La investigadora informó este martes en sus redes sociales que es tiempo de cambios, y la BUAP requiere de “una regeneración enfocada en el desarrollo personal y profesional de toda comunidad”, así que en ello enfocará “todo su esfuerzo”.

“He presentado mi renuncia de forma voluntaria al cargo como directora de Centro de Detección Biomolecular, el cual fue encomendado desde el 30 de marzo del 2012, con el fin de poder esperar una emisión de la convocatoria para la elección rector de la máxima casa de estudios de Puebla”, expuso en un comunicado.

Dio a conocer que ha recibido la invitación de las 43 unidades académicas y unidades administrativas para su candidatura a la rectoría

“He decidido integrar un proyecto inclusivo y abierto, que lleva la universidad hacia nuevos retos y nuevas oportunidades, donde las personas que conformamos seamos la prioridad y su desarrollo sea punta de lanza para años por venir”, agrega.

Lilia Cedillo Ramírez refirió que tiene un compromiso, pasión y “motor para trabajar en beneficio de cada uno de los estudiantes, docentes y trabajadores”. 

Es momento, dijo, de redoblar el esfuerzo en equipo, por lo que hizo un llamado a la comunidad escolar a formar parte de su proyecto.

 

¿Elecciones con votación electrónica?

Este miércoles el Consejo Universitario sesionará para emitir la convocatoria para competir por la rectoría y se perfila que para la elección se utilice el voto electrónico.

El exdirector del Instituto de Ciencias Sociales y Humanidades (ICSyH), Francisco Vélez Pliego, otro de los aspirantes a la rectoría, está en contra de este método de elección y propondrá “adoptar medidas extraordinarias que garanticen que el personal académico, los estudiantes de las unidades académicas, así como el personal administrativo de la institución puedan efectivamente ejercer su derecho a votar”.

En entrevista dijo que no podía dar detalles de su postura sobre el proceso de renovación y sus inconformidades, pero que ha circulado un documento en el que destaca sus demandas como la urgencia de la renovación de los miembros del Consejo Universitario, cuya gestión debió terminar en marzo.
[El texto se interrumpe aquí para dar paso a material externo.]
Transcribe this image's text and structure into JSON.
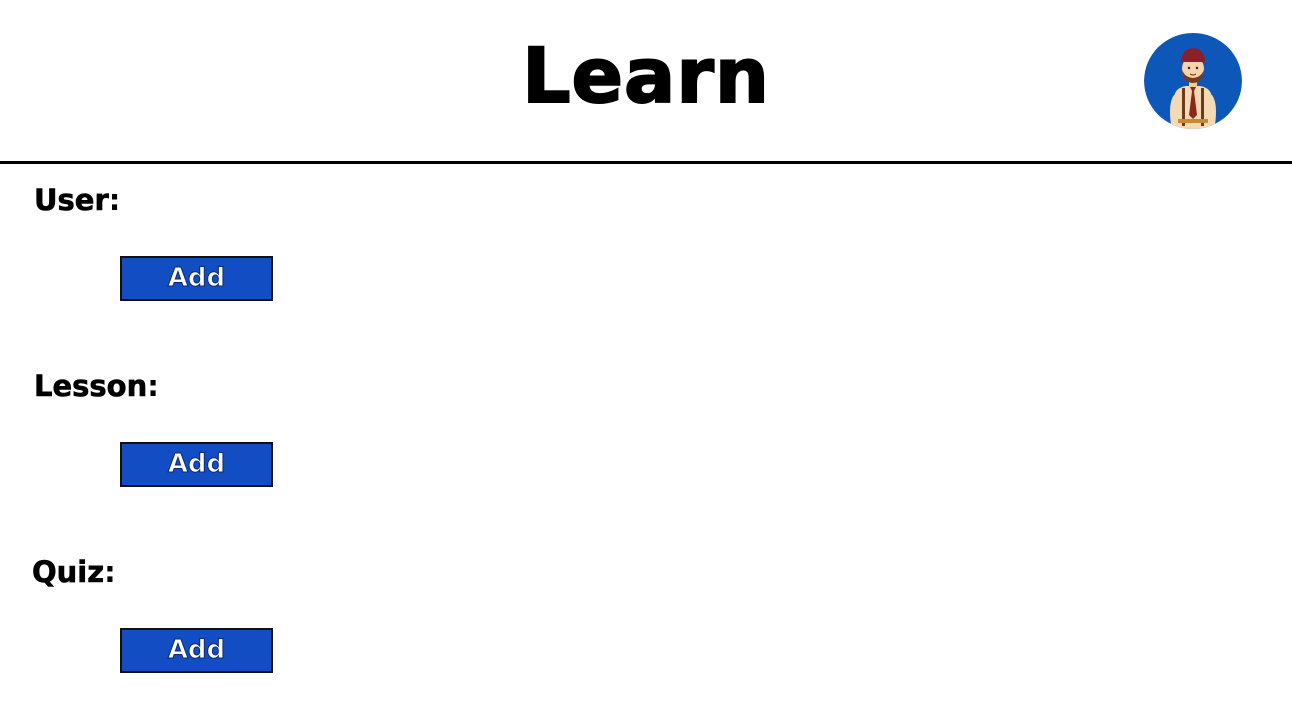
{
  "header": {
    "title": "Learn",
    "avatar_icon": "user-avatar-icon"
  },
  "sections": [
    {
      "label": "User",
      "colon": ":",
      "button_label": "Add"
    },
    {
      "label": "Lesson",
      "colon": ":",
      "button_label": "Add"
    },
    {
      "label": "Quiz",
      "colon": ":",
      "button_label": "Add"
    }
  ],
  "colors": {
    "accent": "#134dc4",
    "avatar_bg": "#0d57b8",
    "text": "#000000",
    "background": "#ffffff"
  }
}
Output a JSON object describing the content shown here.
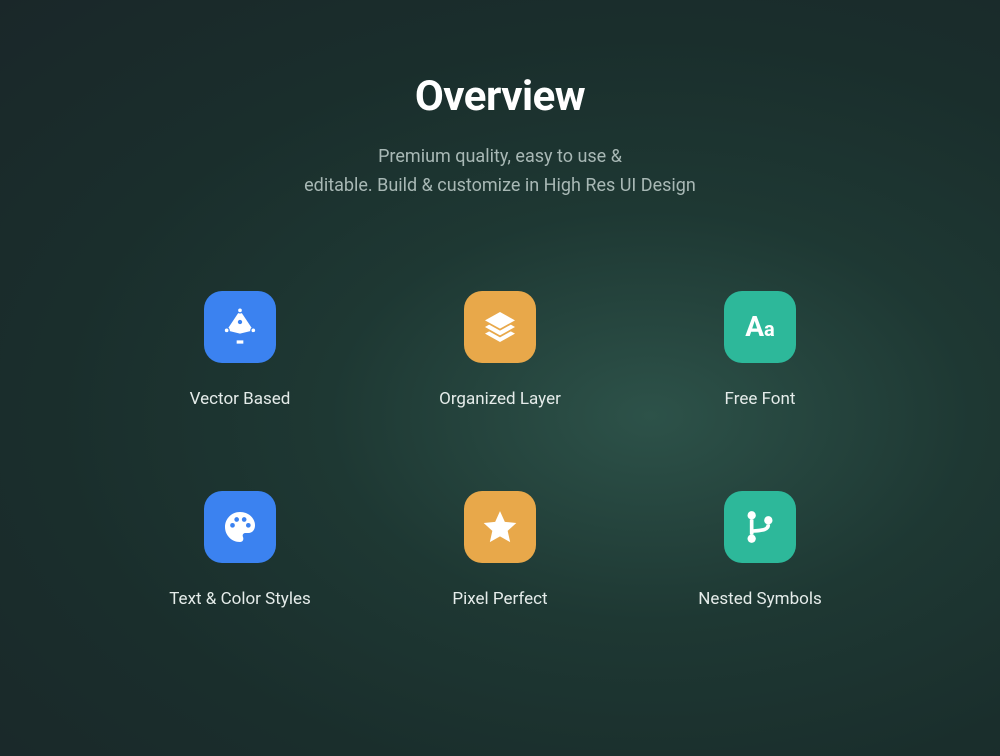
{
  "header": {
    "title": "Overview",
    "subtitle": "Premium quality, easy to use &\neditable. Build & customize in High Res UI Design"
  },
  "features": [
    {
      "label": "Vector Based",
      "color": "blue",
      "icon": "pen-tool"
    },
    {
      "label": "Organized Layer",
      "color": "orange",
      "icon": "layers"
    },
    {
      "label": "Free Font",
      "color": "teal",
      "icon": "font-aa"
    },
    {
      "label": "Text & Color Styles",
      "color": "blue",
      "icon": "palette"
    },
    {
      "label": "Pixel Perfect",
      "color": "orange",
      "icon": "star"
    },
    {
      "label": "Nested Symbols",
      "color": "teal",
      "icon": "git-branch"
    }
  ]
}
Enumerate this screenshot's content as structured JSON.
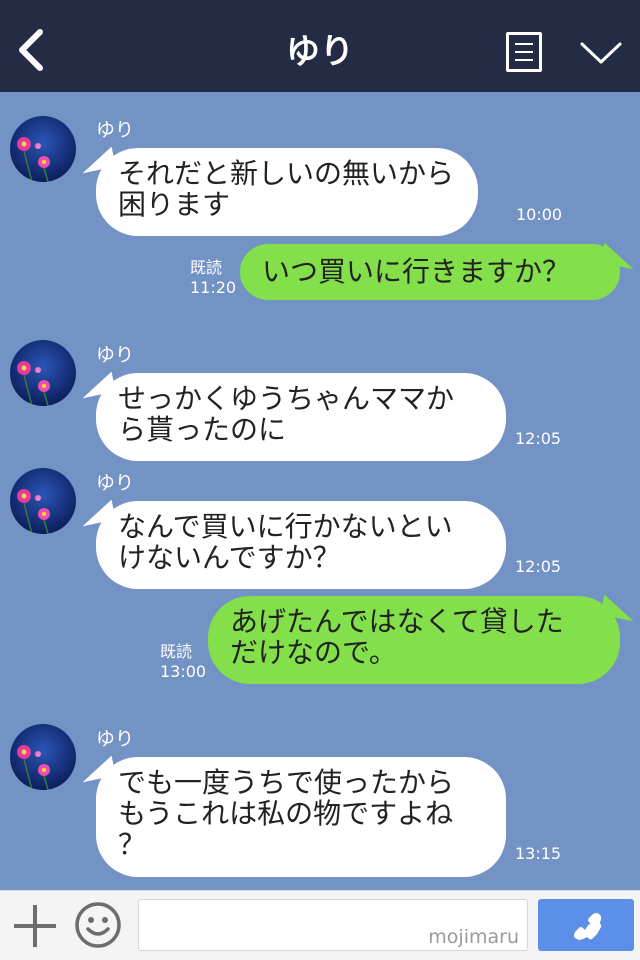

El nuevo Consejo Universitario es quien debería encargarse de emitir la convocatoria y las reglas para la sucesión rectoral, como los plazos de cada etapa y el método de votación.

Otros puntos que pedirá poner a consideración son la ampliación del periodo de campaña y que se permita mayor difusión de propuestas de los aspirantes en medios de comunicación, incluso debates.

Además planteó regular las conductas de los funcionarios universitarios, a fin de establecer una veda electoral que impida conductas indebidas o de inducción al voto de quienes ocupan cargos administrativos.

Grajales ve riesgo en el proceso

Por su parte Guadalupe Grajales y Porras, ex secretaria General de la BUAP y ahora aspirante a la rectoría, advirtió que de no darse la renovación del Consejo Universitario habría conflictos legales e impugnaciones por parte de aspirantes. 

El Consejo Universitario está integrado por 218 personas, entre ellos 43 directivos, tres trabajadores administrativos y 172 estudiantes.

El voto electrónico ha aplicado para designar a los directores de la Escuela de Artes Plásticas y Audiovisuales, y de los Complejos Regionales de Tehuacán, Tecamachalco, Teziutlán, Chignahuapan e Izúcar, así como a los integrantes de los 43 Consejos de Unidad Académica, del Consejo de Extensión y Difusión y del Consejo de Docencia.

La comunidad universitaria ha manifestado que en el proceso se ha caído el sistema, mientras que docentes no han podido ejercer su derecho al voto porque la plataforma sólo está disponible en horario de clase.